Social Media Isn’t To Blame for the Deadly Stabbing of a British Member of Parliament
October 19, 2021 | Tags: free speech, Terrorism
British member of Parliament David Amess was stabbed to death Friday, allegedly by a 25-year-old British citizen of Somalian background who might have become radicalized into supporting Islamic terrorism.
The crime is still under investigation, but we do know that the Conservative M.P. wasn't killed by an anonymous comment on Facebook. Nevertheless, a number of politicians have responded to Amess' stabbing by condemning anonymous speech on the internet and proposing regulations to ban it.

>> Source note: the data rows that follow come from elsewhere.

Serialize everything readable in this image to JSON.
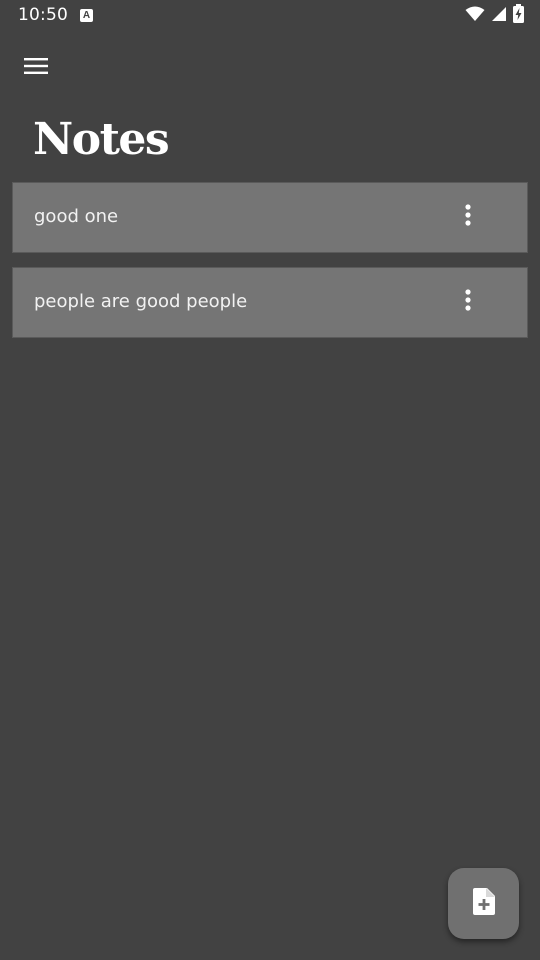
{
  "status_bar": {
    "time": "10:50",
    "notification_icon": "a-icon",
    "icons": [
      "wifi-icon",
      "cell-signal-icon",
      "battery-charging-icon"
    ]
  },
  "app_bar": {
    "menu_icon": "hamburger-menu-icon",
    "title": "Notes"
  },
  "notes": [
    {
      "text": "good one",
      "menu_icon": "more-vert-icon"
    },
    {
      "text": "people are good people",
      "menu_icon": "more-vert-icon"
    }
  ],
  "fab": {
    "icon": "note-add-icon"
  },
  "colors": {
    "background": "#424242",
    "card": "#757575",
    "fab": "#707070",
    "text": "#ffffff"
  }
}
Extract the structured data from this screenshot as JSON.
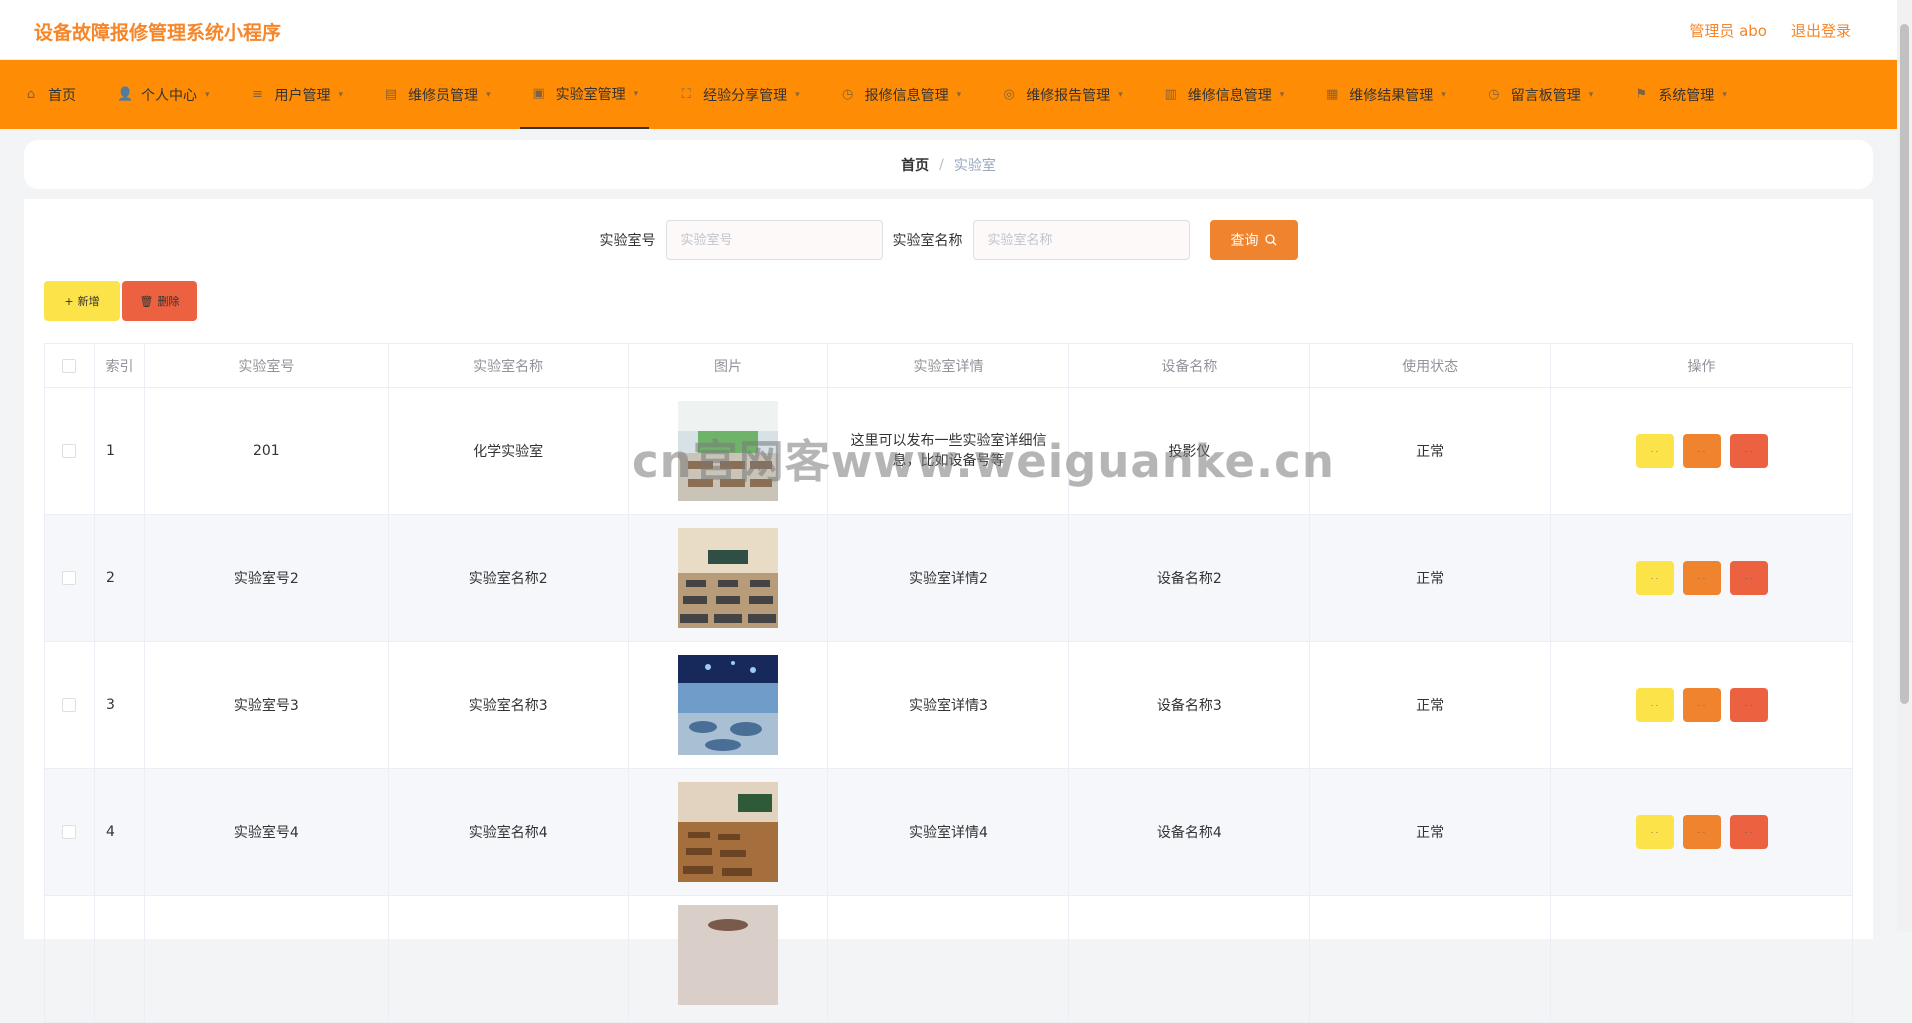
{
  "header": {
    "app_title": "设备故障报修管理系统小程序",
    "admin_label": "管理员 abo",
    "logout_label": "退出登录"
  },
  "nav": {
    "items": [
      {
        "label": "首页",
        "icon": "home-icon",
        "has_caret": false
      },
      {
        "label": "个人中心",
        "icon": "user-icon",
        "has_caret": true
      },
      {
        "label": "用户管理",
        "icon": "menu-icon",
        "has_caret": true
      },
      {
        "label": "维修员管理",
        "icon": "clipboard-icon",
        "has_caret": true
      },
      {
        "label": "实验室管理",
        "icon": "picture-icon",
        "has_caret": true
      },
      {
        "label": "经验分享管理",
        "icon": "fullscreen-icon",
        "has_caret": true
      },
      {
        "label": "报修信息管理",
        "icon": "clock-icon",
        "has_caret": true
      },
      {
        "label": "维修报告管理",
        "icon": "compass-icon",
        "has_caret": true
      },
      {
        "label": "维修信息管理",
        "icon": "briefcase-icon",
        "has_caret": true
      },
      {
        "label": "维修结果管理",
        "icon": "document-icon",
        "has_caret": true
      },
      {
        "label": "留言板管理",
        "icon": "clock-icon",
        "has_caret": true
      },
      {
        "label": "系统管理",
        "icon": "flag-icon",
        "has_caret": true
      }
    ],
    "active_index": 4
  },
  "breadcrumb": {
    "home": "首页",
    "separator": "/",
    "current": "实验室"
  },
  "search": {
    "field1_label": "实验室号",
    "field1_placeholder": "实验室号",
    "field2_label": "实验室名称",
    "field2_placeholder": "实验室名称",
    "query_label": "查询"
  },
  "toolbar": {
    "add_label": "新增",
    "delete_label": "删除"
  },
  "table": {
    "columns": [
      "索引",
      "实验室号",
      "实验室名称",
      "图片",
      "实验室详情",
      "设备名称",
      "使用状态",
      "操作"
    ],
    "rows": [
      {
        "index": "1",
        "lab_no": "201",
        "lab_name": "化学实验室",
        "detail": "这里可以发布一些实验室详细信息，比如设备号等",
        "device": "投影仪",
        "status": "正常",
        "image": "lab-photo-1"
      },
      {
        "index": "2",
        "lab_no": "实验室号2",
        "lab_name": "实验室名称2",
        "detail": "实验室详情2",
        "device": "设备名称2",
        "status": "正常",
        "image": "lab-photo-2"
      },
      {
        "index": "3",
        "lab_no": "实验室号3",
        "lab_name": "实验室名称3",
        "detail": "实验室详情3",
        "device": "设备名称3",
        "status": "正常",
        "image": "lab-photo-3"
      },
      {
        "index": "4",
        "lab_no": "实验室号4",
        "lab_name": "实验室名称4",
        "detail": "实验室详情4",
        "device": "设备名称4",
        "status": "正常",
        "image": "lab-photo-4"
      }
    ],
    "op_buttons": [
      "· ·",
      "· ·",
      "· ·"
    ]
  },
  "watermark": "cn官网客www.weiguanke.cn",
  "colors": {
    "accent": "#ff8c05",
    "title": "#f5862a",
    "yellow": "#fce34a",
    "orange": "#f0832d",
    "red": "#ec6140"
  }
}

British Home Secretary Priti Patel, who is essentially the head of law enforcement and national security, said she's now considering regulations that would potentially force tech companies to hand over to the authorities information about anonymous users. The Independent reports "that any restrictions on anonymity would be 'proportionate and balanced'" according to Patel, "after shadow foreign secretary Lisa Nandy warned she risked catching pro-democracy campaigners and whistleblowers who have a legitimate right to conceal their identities when exposing wrongdoing online."
Parliament is in the early stages of hammering out an "online safety bill" that will force social media platforms to serve as official government censors or face penalties, reports The Guardian. A pre-legislative review is scheduled to conclude in December, after which legislation may formally be introduced.
But what does all this have to do with Amess' killing? At the moment, absolutely nothing. For years, British lawmakers have been trying to force citizens to give up their online privacy in the name of fighting hate speech. Lawmakers want "back doors" to bypass online encryption in order to access citizens' data to fight crime. But many tech and privacy experts have warned repeatedly that this will render people vulnerable to hackers. The British government, much like the U.S. government, will use any crisis as an excuse to push forward aggressive tech regulation even if it has very little to do with the incident at hand.
Interestingly, the suspect, Ali Harbi Ali, had been evaluated at some point in the past through a government program that watches for radicalization and extremism. The Independent reports that he had not been considered a security risk at the time. It may ultimately be the case that the failure to recognize Ali's radicalization was the government's, and that politicians are trying to distract from that revelation.
For a moment, though, let's assume that Ali was anonymously posting radical content online, and that's why he escaped detection. The assumption that stripping anonymity away from Facebook and Twitter will make it easier to catch and stop men like Ali is misguided. Instead, what we'll get is the same thing we get whenever government tries to ban something: black markets. There will most certainly be a black market for anonymous speech fragmented across any number of smaller apps and platforms that the government cannot possibly keep track of.
"Even those who do not face being disowned or fired for their online speech may silence themselves if an identity verification policy is implemented," writes Matthew Feeney, director of the Cato Institute's Project on Emerging Technologies. "Anonymous and pseudonymous accounts allow social media users to explore difficult and complex issues such as politics, race, sexuality, religion, and others without having to fear that comments they make and questions they ask as they seek to learn more will later be used against them."
This is most likely to play out with British authorities trying to make examples of whatever rude posters they can to show that their new anti-anonymity laws "work," while the more dangerous radicalization moves underground where it's harder to catch. And then when another incident like this happens, lawmakers will just say they need harsher laws to prevent this type of behavior.
Beware when any government official says they can determine some sort of objective "balance" when determining the circumstances by which somebody may remain anonymous. It will inevitably skew in favor of punishing those who anger those with the most power.